At that time, the southern Arizona landscape was not a desert but a land of grassy slopes and tree-covered mountains. Rainfall was much greater during the Pleistocene—about 40 inches a year instead of the current 12. Greater rainfall meant a lush environment with oak, hickory, and other trees growing along permanent water courses and bogs with dense plant stands that attracted a variety of animal species, many of which are now extinct.
These nomadic populations hunted herds of animals for their food, clothing, and tool materials, large mammals such as the Columbian Mammoth, Bison, and Great Ground Sloth. Several locales where these animals were killed and butchered by early hunters have been identified in southern Arizona, particularly in the San Pedro River valley.
A distinctive style of spear point known as a Clovis Point and other stone tools used for butchering are typically associated with these “kill sites.” Among the best known of these kill sites are the Naco and Lehner Sites in the San Pedro River valley near the modern border with Mexico. Two ranchers discovered mammoth remains at Naco in 1952 and alerted archaeologists, whose excavations uncovered eight points, some embedded and others mixed among the butchered mammoth bones. The Lehner Site, located on the west side of the San Pedro River valley along Mammoth Kill Creek, showed evidence of repeated hunting episodes and a campsite where the hunters probably processed and cooked the meat. The remains of nine mammoths and horse, bison, and tapir were present in the area. Similar kill sites have not been found in the Santa Cruz River valley, although several isolated spear points have been recovered. WATCH THIS RELATED VIDEO.

Dr. Emil Haury, then ASM Director and Head of the UA Dept. of Anthropology, articulating a mammoth rib cage with 5 embedded Clovis points. Naco Site, 1952.
Archaic Period
ca. 7500-2100 BCE (Before Common Era = BC)
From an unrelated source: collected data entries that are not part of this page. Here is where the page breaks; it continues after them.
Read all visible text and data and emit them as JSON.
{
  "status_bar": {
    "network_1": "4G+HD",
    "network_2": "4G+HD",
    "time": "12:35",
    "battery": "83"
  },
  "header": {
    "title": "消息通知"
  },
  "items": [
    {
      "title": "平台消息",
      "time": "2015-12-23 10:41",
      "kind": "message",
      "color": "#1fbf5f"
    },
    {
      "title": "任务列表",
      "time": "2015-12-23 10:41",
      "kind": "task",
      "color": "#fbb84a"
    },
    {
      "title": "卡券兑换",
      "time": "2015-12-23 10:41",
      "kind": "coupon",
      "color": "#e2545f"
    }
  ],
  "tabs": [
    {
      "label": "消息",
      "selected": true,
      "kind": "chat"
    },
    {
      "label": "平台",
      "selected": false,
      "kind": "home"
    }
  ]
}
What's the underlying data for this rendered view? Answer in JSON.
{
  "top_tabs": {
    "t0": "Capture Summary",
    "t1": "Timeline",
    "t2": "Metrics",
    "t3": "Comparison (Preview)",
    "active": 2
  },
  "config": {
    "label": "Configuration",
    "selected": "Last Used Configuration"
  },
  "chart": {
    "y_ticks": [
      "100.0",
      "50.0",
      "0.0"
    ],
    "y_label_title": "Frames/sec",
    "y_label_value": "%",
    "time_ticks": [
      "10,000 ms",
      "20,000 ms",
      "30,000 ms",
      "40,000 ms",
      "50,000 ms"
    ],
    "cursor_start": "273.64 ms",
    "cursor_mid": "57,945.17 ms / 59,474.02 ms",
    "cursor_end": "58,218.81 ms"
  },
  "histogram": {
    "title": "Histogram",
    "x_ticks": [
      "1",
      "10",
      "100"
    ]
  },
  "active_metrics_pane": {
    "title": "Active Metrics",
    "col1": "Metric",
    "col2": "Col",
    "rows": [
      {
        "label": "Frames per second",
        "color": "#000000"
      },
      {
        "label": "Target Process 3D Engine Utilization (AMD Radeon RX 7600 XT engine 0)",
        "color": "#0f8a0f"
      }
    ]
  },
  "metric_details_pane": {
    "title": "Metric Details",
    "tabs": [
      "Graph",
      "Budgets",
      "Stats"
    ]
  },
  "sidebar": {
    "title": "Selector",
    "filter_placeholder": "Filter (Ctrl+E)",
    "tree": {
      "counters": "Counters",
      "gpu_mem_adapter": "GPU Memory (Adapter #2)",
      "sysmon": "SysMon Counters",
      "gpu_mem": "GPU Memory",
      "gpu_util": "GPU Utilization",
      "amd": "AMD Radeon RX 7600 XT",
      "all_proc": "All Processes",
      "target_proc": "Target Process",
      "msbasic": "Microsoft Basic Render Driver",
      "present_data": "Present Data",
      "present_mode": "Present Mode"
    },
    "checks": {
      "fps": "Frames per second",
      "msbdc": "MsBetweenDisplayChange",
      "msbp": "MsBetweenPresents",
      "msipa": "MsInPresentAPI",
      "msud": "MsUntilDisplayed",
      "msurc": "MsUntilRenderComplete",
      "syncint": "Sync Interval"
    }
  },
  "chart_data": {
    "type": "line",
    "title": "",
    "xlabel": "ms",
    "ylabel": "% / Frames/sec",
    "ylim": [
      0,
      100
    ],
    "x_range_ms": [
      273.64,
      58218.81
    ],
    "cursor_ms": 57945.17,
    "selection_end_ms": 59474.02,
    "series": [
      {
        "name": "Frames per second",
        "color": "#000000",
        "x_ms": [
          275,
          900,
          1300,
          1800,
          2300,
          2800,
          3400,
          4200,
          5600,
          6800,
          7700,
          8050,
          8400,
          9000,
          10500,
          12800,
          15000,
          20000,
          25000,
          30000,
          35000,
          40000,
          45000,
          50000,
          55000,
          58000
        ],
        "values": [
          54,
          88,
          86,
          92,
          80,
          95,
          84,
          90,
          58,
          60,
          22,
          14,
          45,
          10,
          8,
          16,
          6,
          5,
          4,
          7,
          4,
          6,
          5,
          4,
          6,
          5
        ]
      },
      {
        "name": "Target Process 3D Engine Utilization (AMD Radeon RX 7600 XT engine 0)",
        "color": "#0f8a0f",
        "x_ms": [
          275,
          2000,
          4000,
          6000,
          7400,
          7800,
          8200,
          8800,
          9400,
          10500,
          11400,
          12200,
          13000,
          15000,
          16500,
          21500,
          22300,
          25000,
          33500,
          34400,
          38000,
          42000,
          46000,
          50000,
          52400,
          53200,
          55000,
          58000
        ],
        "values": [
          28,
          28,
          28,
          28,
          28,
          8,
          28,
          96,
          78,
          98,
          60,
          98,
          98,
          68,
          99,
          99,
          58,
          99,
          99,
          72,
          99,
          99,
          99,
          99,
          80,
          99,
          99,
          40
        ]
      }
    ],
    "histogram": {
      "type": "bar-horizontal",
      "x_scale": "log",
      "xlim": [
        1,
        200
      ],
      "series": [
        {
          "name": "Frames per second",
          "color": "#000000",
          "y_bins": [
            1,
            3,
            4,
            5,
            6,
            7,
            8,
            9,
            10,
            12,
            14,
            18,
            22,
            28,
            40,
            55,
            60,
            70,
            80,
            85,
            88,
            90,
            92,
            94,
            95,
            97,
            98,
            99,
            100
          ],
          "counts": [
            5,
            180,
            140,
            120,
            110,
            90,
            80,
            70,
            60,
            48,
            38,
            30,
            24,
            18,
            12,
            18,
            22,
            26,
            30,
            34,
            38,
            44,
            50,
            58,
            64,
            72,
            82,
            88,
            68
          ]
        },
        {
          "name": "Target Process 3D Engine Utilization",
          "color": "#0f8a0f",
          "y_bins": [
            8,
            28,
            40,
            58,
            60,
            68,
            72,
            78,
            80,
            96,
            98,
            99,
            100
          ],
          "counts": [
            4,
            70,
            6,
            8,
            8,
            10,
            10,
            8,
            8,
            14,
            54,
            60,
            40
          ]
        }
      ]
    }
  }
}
Projectile points representing several different types that were prevalent during the Middle Archaic and Early Agricultural Periods. Bottom row: two Cortaro Style points, four Pinto Basin points, a Cienega Point, and a Jay point. Middle row: variations of San Pedro points associated with the Early Agricultural Period. Top row: a possible San Pedro point and two Basketmaker side notched points.